The U.S. Department of Transportation has proposed new regulations under the Americans with Disabilities Act (ADA) to ensure access to vessels for passengers with disabilities. Published on January 23, the proposal, which is available for public comment for three months, ensures access to programs and services provided by vessel operators and prohibits discriminatory practices and policies. The regulations would apply to vessels of all types and sizes that provide transportation or other services to the public, including cruise ships, ferries, water taxis, gaming and excursion boats and other types of craft.
The rule bans practices that discriminate on the basis of disability, such as denial of service, program restrictions, and price discrimination, and specifies conditions upon which certain policies, such as advance notice of the need for accessible accommodations, would be considered acceptable.
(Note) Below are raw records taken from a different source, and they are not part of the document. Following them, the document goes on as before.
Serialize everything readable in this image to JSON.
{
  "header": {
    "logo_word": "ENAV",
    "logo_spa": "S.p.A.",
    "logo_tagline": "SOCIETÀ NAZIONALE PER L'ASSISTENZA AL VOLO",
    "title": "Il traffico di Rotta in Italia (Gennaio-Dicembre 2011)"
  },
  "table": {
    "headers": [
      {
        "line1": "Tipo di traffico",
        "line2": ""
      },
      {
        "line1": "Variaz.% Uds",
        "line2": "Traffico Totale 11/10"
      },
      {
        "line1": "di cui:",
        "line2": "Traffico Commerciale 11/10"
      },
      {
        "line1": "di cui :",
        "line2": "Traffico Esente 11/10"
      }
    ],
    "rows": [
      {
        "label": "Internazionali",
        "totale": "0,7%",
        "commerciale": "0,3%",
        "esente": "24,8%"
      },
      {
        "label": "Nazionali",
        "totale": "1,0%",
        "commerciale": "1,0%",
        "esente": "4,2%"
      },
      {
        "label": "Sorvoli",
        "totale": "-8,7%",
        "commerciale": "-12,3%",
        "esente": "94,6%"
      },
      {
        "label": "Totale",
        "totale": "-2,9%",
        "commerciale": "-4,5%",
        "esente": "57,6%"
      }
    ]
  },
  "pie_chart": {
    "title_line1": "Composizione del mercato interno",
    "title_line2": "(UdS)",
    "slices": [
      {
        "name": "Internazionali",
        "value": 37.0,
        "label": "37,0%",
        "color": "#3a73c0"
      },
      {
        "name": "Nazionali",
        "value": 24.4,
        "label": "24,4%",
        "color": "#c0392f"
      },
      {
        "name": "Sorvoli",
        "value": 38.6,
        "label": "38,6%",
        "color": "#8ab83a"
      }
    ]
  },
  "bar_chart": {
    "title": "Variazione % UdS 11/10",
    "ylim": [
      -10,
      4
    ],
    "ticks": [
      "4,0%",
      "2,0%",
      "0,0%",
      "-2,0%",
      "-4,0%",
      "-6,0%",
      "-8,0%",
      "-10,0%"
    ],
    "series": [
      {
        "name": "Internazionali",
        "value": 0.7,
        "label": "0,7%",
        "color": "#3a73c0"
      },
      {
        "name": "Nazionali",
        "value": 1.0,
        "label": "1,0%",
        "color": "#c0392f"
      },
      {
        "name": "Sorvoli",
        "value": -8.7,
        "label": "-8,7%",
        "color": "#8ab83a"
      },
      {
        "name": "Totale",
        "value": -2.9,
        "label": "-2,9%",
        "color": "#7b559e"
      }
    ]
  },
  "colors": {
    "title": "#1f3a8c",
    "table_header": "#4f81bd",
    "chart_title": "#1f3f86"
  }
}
It also covers responsibilities for ensuring access to vessel services and programs, including accommodation of mobility aids, assistive devices and service animals, as well as access to landside facilities serving vessels, such as terminals and floating docks. The rule highlights certain issues and questions where public feedback is sought. This information, including received comments, is posted on DOT’s site at http://dms.dot.gov/reports/fr.htm (see “ADA - Passenger Vessels” under the heading “OST”). Update: DOT extended the comment deadline to June 22, 2007 (from April 23, 2007) as indicated in a published notice.
The proposed rule does not include design requirements for vessels, which are currently under development by the Board. As explained in the notice, DOT plans to incorporate the Board’s future guidelines for vessels into its rule. The Board is preparing a proposed version of the guidelines that will be published for public comment at a future date.